This chapter addresses how multidimensional databases are handled by statistical, online analytical processing (OLAP), and scientific databases, and the common concepts shared by these three. The two main structural concepts are the cross-product space of the dimensions, and the classification hierarchy structure associated with each dimension.
The presentation of data in multidimensional space (the cross product of dimension categories) eases the viewing of certain features in the data, for example clusters, outliers, and patterns. It also helps summarize the data for which statistical databases and OLAP have been specifically designed (a generic term for both is summary databases). However, while statistical databases concentrate on conceptual modeling and formalization of operators, OLAP emphasizes data structures and operational efficiency.

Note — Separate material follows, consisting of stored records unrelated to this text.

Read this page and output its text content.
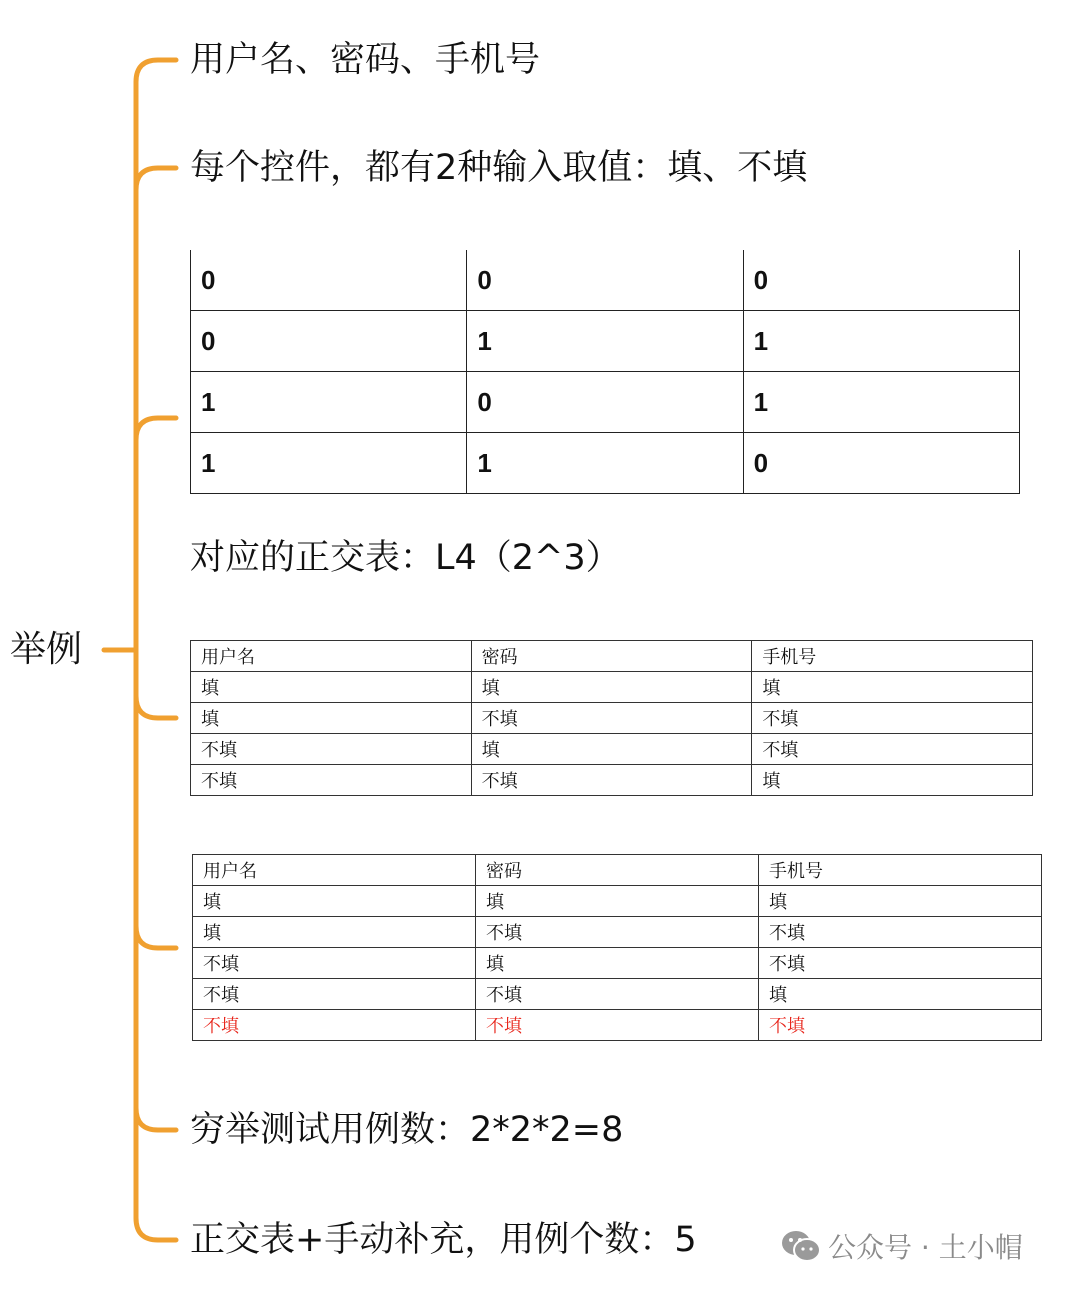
举例
用户名、密码、手机号
每个控件，都有2种输入取值：填、不填
对应的正交表：L4（2^3）
穷举测试用例数：2*2*2=8
正交表+手动补充，用例个数：5
0	0	0
0	1	1
1	0	1
1	1	0
用户名	密码	手机号
填	填	填
填	不填	不填
不填	填	不填
不填	不填	填
用户名	密码	手机号
填	填	填
填	不填	不填
不填	填	不填
不填	不填	填
不填	不填	不填
公众号 · 土小帽
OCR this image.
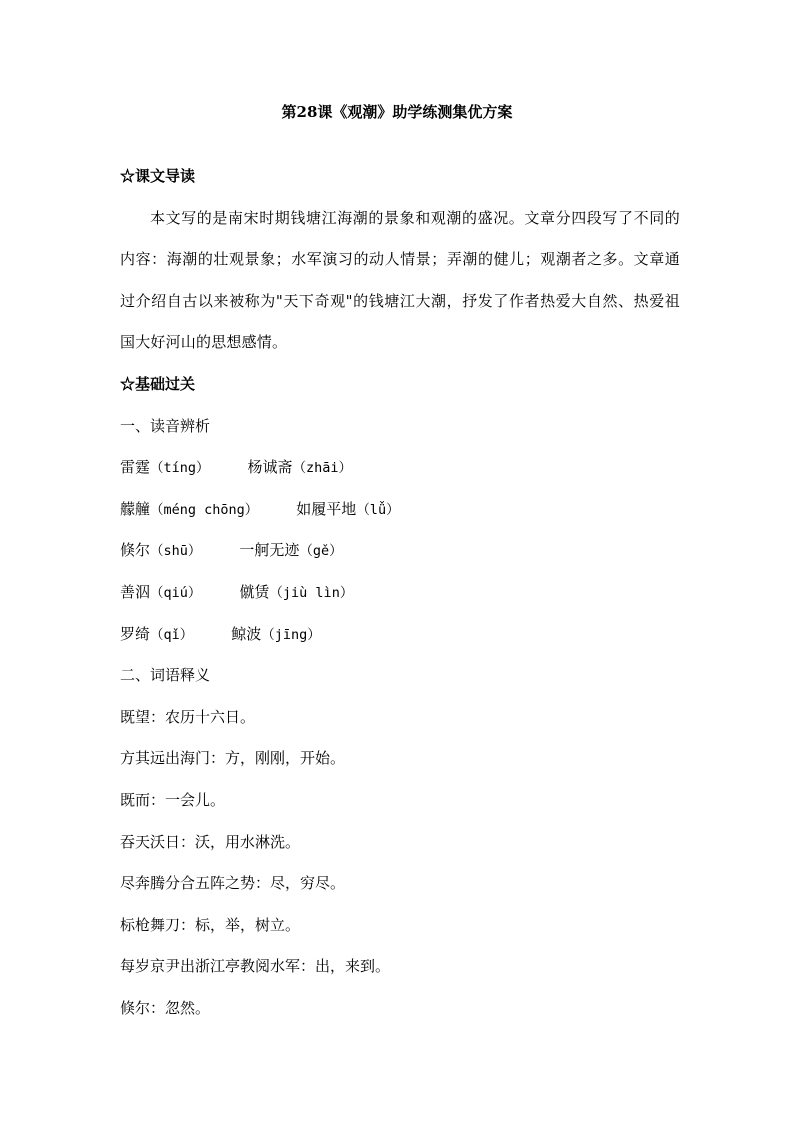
第28课《观潮》助学练测集优方案
☆课文导读
本文写的是南宋时期钱塘江海潮的景象和观潮的盛况。文章分四段写了不同的内容：海潮的壮观景象；水军演习的动人情景；弄潮的健儿；观潮者之多。文章通过介绍自古以来被称为"天下奇观"的钱塘江大潮，抒发了作者热爱大自然、热爱祖国大好河山的思想感情。
☆基础过关
一、读音辨析
雷霆（tíng）	杨诚斋（zhāi）
艨艟（méng chōng）	如履平地（lǚ）
倏尔（shū）	一舸无迹（gě）
善泅（qiú）	僦赁（jiù lìn）
罗绮（qǐ）	鲸波（jīng）
二、词语释义
既望：农历十六日。
方其远出海门：方，刚刚，开始。
既而：一会儿。
吞天沃日：沃，用水淋洗。
尽奔腾分合五阵之势：尽，穷尽。
标枪舞刀：标，举，树立。
每岁京尹出浙江亭教阅水军：出，来到。
倏尔：忽然。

The graphical notation used for the conceptual modeling of summary databases is discussed. The text also illustrates the star-schema representation and inverted graphical representation using unified modeling language (UML) notation. There are two ways in which the secondary data is represented in the summary database notation. The summary model can be extended to include additional structures that support associations and classification. Another approach is to add links between object and summary data schema. Once the summary database is created, an aggregate/summary operator needs to be defined to calculate the summary measure. The operator can be applied over an entire dimension (consolidation), or over a dimension to a higher level of the category hierarchy (roll-up). Other operations on a summary database include slice (select a single value from a dimension) and dice (select a range of values from a dimension)

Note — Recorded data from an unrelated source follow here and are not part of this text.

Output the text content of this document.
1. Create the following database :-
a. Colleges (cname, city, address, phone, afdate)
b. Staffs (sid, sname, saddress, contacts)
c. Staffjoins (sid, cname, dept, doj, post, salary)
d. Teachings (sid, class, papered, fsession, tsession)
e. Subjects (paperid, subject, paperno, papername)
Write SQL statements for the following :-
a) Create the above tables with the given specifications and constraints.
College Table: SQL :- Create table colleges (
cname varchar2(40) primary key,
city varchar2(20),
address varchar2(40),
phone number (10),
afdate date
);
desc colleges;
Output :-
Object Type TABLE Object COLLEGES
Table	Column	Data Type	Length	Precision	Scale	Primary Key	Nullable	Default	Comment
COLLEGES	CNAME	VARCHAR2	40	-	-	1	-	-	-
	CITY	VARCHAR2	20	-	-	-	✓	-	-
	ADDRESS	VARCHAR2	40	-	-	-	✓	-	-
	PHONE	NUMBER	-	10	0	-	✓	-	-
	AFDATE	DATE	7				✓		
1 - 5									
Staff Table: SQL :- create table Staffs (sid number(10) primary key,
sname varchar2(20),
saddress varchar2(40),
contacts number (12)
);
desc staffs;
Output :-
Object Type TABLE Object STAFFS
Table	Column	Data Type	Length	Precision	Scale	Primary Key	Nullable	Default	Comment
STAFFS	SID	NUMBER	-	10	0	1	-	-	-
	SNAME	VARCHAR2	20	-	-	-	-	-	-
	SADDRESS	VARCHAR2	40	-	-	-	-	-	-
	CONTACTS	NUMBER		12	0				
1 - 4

Scientific databases deal with four main aspects of multidimensional data: space-time representation, clustering, indexing, and classification structures. Specialized file formats have been developed to address space-time representation of data. Cluster analysis of high-dimensional data requires dimension reduction or data set size reduction. A number of methods for indexing have been reviewed. Normalized and fully normalized versions of the category hierarchy in a tabular form are shown as a means of supporting classification structures in scientific databases. The chapter concludes with a look at the future trends in these databases.
There are a few typographical errors in the text. Otherwise, the figures are very descriptive, and enhance the understanding of the material. The material is easy to read, and well organized.